With no recovery in sight, Aston Villa contracted Howard Vaughton, a former player of the club who started a silversmith business upon his retirement, to create a an identical copy of the original trophy. The version of the cup was awarded until the FA withdrew it in 1910 because its design had been pirated.

From that time, the story of the FA Cup’s disappearance quieted until February 1958, when octogenarian Henry “Harry” Burge confessed to the crime in the Sunday Pictorial (a sister tabloid to the London-based Daily Mirror). Burge claimed that he and a couple of friends broke into the shop via a back door, stole the cup and a few boots, and then melted the trophy down to make “dud” coins. They reportedly circulated the coins at a local pub owned by a former Aston Villa player and frequented by current players.

Interestingly, modern day reports indicate that forging gangs were stealing silver and casting forged half crowns during the time of the cup’s theft. Birmingham police had already had made some arrests in the New Town area around Shillock’s shop during the lead-up to the theft.

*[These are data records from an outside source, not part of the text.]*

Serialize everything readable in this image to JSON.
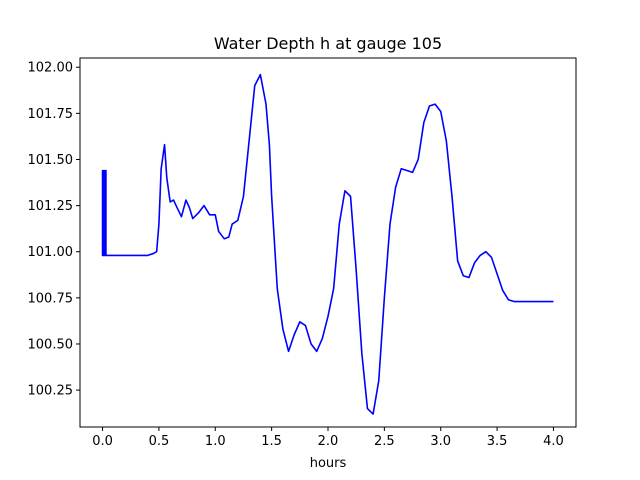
{
  "chart_data": {
    "type": "line",
    "title": "Water Depth h at gauge 105",
    "xlabel": "hours",
    "ylabel": "",
    "xlim": [
      -0.2,
      4.2
    ],
    "ylim": [
      100.05,
      102.05
    ],
    "x_ticks": [
      0.0,
      0.5,
      1.0,
      1.5,
      2.0,
      2.5,
      3.0,
      3.5,
      4.0
    ],
    "x_tick_labels": [
      "0.0",
      "0.5",
      "1.0",
      "1.5",
      "2.0",
      "2.5",
      "3.0",
      "3.5",
      "4.0"
    ],
    "y_ticks": [
      100.25,
      100.5,
      100.75,
      101.0,
      101.25,
      101.5,
      101.75,
      102.0
    ],
    "y_tick_labels": [
      "100.25",
      "100.50",
      "100.75",
      "101.00",
      "101.25",
      "101.50",
      "101.75",
      "102.00"
    ],
    "grid": false,
    "series": [
      {
        "color": "#0000ff",
        "x": [
          0.0,
          0.0,
          0.0,
          0.01,
          0.01,
          0.01,
          0.02,
          0.02,
          0.02,
          0.03,
          0.03,
          0.03,
          0.1,
          0.2,
          0.3,
          0.4,
          0.45,
          0.48,
          0.5,
          0.52,
          0.55,
          0.57,
          0.6,
          0.63,
          0.66,
          0.7,
          0.74,
          0.77,
          0.8,
          0.85,
          0.9,
          0.95,
          1.0,
          1.03,
          1.08,
          1.12,
          1.15,
          1.2,
          1.25,
          1.3,
          1.35,
          1.4,
          1.45,
          1.48,
          1.5,
          1.55,
          1.6,
          1.65,
          1.7,
          1.75,
          1.8,
          1.85,
          1.9,
          1.95,
          2.0,
          2.05,
          2.1,
          2.15,
          2.2,
          2.25,
          2.3,
          2.35,
          2.4,
          2.45,
          2.5,
          2.55,
          2.6,
          2.65,
          2.7,
          2.75,
          2.8,
          2.85,
          2.9,
          2.95,
          3.0,
          3.05,
          3.1,
          3.15,
          3.2,
          3.25,
          3.3,
          3.35,
          3.4,
          3.45,
          3.5,
          3.55,
          3.6,
          3.65,
          3.7,
          3.75,
          3.8,
          3.85,
          3.9,
          3.95,
          4.0
        ],
        "y": [
          100.98,
          101.44,
          100.98,
          100.98,
          101.44,
          100.98,
          100.98,
          101.44,
          100.98,
          100.98,
          101.44,
          100.98,
          100.98,
          100.98,
          100.98,
          100.98,
          100.99,
          101.0,
          101.15,
          101.45,
          101.58,
          101.4,
          101.27,
          101.28,
          101.24,
          101.19,
          101.28,
          101.24,
          101.18,
          101.21,
          101.25,
          101.2,
          101.2,
          101.11,
          101.07,
          101.08,
          101.15,
          101.17,
          101.3,
          101.6,
          101.9,
          101.96,
          101.8,
          101.58,
          101.3,
          100.8,
          100.58,
          100.46,
          100.55,
          100.62,
          100.6,
          100.5,
          100.46,
          100.53,
          100.65,
          100.8,
          101.15,
          101.33,
          101.3,
          100.9,
          100.45,
          100.15,
          100.12,
          100.3,
          100.75,
          101.15,
          101.35,
          101.45,
          101.44,
          101.43,
          101.5,
          101.7,
          101.79,
          101.8,
          101.76,
          101.6,
          101.3,
          100.95,
          100.87,
          100.86,
          100.94,
          100.98,
          101.0,
          100.97,
          100.88,
          100.79,
          100.74,
          100.73,
          100.73,
          100.73,
          100.73,
          100.73,
          100.73,
          100.73,
          100.73
        ]
      }
    ]
  }
}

However, police refused to take Burge’s claim seriously. For starters, his story didn’t match up with the actual events that transpired that night. On top of this, Birmingham police didn’t keep written reports from the 1800s and fingerprint technology wasn’t used in the city until 1905. No charges were pressed.

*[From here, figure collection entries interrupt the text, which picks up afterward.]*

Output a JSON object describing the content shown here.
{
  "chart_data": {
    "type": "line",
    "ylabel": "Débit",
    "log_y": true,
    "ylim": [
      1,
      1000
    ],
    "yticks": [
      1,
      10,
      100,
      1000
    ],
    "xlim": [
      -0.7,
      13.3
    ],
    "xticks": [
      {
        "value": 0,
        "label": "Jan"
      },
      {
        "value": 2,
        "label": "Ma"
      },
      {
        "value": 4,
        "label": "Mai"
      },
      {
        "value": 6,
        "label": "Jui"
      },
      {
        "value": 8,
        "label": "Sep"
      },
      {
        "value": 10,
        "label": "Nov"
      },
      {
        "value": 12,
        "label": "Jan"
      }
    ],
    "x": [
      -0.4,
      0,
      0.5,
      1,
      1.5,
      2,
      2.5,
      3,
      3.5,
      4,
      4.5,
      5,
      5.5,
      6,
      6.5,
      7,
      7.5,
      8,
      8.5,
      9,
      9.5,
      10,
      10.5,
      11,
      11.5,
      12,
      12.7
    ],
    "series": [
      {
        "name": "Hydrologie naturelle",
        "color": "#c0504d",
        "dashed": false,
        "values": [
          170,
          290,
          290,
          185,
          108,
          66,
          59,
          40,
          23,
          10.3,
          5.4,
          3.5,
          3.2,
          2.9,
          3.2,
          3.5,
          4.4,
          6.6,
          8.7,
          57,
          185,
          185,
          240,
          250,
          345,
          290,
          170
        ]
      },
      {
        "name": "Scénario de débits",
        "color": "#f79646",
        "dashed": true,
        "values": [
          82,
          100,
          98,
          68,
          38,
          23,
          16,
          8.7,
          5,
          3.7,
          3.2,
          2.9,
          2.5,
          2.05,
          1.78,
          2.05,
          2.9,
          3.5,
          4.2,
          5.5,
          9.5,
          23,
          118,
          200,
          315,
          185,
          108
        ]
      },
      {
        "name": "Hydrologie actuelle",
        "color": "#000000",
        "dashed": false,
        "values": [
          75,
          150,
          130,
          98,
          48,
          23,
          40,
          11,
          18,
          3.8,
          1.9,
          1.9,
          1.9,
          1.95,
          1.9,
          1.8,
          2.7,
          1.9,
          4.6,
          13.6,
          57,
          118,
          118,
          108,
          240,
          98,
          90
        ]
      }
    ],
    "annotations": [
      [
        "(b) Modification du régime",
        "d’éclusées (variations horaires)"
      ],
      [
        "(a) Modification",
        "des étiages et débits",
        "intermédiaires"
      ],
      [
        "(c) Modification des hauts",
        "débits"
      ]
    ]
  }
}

Burge, who had already spent over 40 years in prison for various offenses, didn’t stop trying to get arrested; he was sentenced just three months after his confession for stealing three coats out the back of a van. He later died in a local hospital in 1964.

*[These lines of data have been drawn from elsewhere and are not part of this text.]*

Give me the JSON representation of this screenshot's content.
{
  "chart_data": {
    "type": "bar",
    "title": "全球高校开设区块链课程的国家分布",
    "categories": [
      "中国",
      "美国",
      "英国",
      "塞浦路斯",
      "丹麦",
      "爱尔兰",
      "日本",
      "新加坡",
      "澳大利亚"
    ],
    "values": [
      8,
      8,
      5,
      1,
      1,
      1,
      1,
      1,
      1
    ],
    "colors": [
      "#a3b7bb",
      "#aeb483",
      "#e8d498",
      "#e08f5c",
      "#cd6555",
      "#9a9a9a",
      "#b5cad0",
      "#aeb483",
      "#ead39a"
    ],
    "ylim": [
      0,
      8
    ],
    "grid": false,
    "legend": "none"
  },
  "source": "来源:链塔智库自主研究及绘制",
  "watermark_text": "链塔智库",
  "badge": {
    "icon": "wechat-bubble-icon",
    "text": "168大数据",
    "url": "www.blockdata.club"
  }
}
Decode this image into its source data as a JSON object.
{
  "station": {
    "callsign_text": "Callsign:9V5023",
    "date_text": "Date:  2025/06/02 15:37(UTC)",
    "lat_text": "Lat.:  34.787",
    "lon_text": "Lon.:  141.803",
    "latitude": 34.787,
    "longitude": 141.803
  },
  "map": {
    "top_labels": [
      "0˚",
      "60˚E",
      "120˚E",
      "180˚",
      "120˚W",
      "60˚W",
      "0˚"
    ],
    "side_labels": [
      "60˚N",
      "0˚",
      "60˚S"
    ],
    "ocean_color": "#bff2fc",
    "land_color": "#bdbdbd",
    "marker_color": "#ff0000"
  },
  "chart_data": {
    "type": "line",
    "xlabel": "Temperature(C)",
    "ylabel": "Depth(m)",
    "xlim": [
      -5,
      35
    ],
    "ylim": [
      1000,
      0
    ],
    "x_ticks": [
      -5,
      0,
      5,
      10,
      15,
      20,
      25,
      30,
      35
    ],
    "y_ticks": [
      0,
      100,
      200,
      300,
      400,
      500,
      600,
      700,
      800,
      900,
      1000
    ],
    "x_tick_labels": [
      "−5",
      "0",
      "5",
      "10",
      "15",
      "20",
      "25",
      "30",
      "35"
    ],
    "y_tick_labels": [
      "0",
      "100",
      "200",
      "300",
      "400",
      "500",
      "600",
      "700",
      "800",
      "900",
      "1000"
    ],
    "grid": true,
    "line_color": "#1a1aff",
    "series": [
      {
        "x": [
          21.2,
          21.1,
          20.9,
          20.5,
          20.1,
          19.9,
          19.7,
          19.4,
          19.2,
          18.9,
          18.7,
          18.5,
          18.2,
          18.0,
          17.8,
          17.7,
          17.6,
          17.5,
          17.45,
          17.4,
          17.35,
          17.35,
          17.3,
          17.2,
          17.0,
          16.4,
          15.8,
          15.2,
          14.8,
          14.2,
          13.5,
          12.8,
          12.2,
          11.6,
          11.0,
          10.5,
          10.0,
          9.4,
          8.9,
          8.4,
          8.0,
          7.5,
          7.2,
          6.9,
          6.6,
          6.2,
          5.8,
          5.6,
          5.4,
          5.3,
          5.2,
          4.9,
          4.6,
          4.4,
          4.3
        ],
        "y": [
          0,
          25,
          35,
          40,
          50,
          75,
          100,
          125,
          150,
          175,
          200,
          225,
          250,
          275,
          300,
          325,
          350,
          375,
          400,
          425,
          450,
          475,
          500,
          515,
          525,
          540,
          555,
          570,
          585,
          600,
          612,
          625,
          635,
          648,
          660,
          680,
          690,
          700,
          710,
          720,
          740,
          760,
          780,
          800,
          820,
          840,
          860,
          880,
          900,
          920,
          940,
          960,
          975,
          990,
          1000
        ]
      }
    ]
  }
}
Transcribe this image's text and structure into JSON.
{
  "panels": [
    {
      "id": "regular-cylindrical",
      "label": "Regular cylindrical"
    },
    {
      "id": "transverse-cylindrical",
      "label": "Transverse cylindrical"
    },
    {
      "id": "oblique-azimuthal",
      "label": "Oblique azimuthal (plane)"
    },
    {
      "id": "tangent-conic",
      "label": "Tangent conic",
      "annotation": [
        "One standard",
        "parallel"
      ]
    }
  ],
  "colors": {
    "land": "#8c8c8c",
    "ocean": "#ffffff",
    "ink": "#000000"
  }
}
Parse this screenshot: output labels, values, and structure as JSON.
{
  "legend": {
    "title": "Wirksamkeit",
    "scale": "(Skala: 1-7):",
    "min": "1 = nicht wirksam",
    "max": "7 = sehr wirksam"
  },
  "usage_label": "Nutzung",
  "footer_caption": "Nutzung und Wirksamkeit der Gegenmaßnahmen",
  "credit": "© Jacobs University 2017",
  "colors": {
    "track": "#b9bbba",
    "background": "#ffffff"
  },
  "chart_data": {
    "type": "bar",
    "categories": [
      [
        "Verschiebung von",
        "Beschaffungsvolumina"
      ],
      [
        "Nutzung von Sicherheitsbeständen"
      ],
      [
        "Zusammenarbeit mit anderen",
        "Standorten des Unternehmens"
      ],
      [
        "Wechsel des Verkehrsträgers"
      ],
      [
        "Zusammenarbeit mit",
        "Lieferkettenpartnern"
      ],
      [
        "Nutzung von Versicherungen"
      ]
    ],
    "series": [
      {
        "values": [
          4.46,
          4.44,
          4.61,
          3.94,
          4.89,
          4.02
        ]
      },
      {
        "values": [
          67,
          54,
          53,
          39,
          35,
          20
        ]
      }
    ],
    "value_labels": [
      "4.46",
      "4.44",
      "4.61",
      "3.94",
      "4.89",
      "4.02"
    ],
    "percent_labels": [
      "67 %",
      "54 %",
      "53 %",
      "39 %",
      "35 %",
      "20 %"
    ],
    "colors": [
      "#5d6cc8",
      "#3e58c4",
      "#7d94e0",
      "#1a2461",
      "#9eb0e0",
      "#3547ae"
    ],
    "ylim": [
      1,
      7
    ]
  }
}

With Burge’s story a likely bust, there is one more possibility—although it amounts to little more than a conspiracy theory. The theory goes that Aston Villa itself was the architect of the trophy’s disappearance. Because the club insured the cup for £200 and was fined only £25 (and additionally hired a former player to make a new trophy), Aston Villa would have had a monetary motive for the cup to be stolen.

Of course, because both this theory and Burge’s confession have gone unproven, it’s unlikely we’ll ever know why it was taken or where the original FA Cup wound up.

I am an old man and I want to get this thing off my mind. It has troubled my conscience for a long time.

Harry Burge
A Birmingham resident who “confessed” in 1958 to stealing the cup

Media

Here’s an image of the 1895 Aston Villa squad that won the FA Cup, along with the eventually-stolen trophy:

Source: BirminghamLive.

For the article in the Sunday Pictorial, Burge posed by “mimicking” how he broke into Shillock’s shop:

Source: BirminghamLive.

And lastly, an image of the replica cup crafted in 1896 by Vaughton’s silversmith firm:

Source: Wikimedia Commons.

TL;DR

  • England’s premier knockout tournament’s trophy, the FA Cup, was stolen out of a Birmingham shop window in 1895 by robbers who broke in through the roof.
  • The thieves were never caught and an identical replica trophy was commissioned.
  • Two possibilities on the cup’s fate been bandied about, but both amount to little more than conspiracy theories: 1) A man “confessed” to the crime in 1958, but was never proven guilty—nor even charged. 2) Aston Villa, the club that won the tournament in 1895 and was the cup holder, stole the trophy itself to collect insurance money.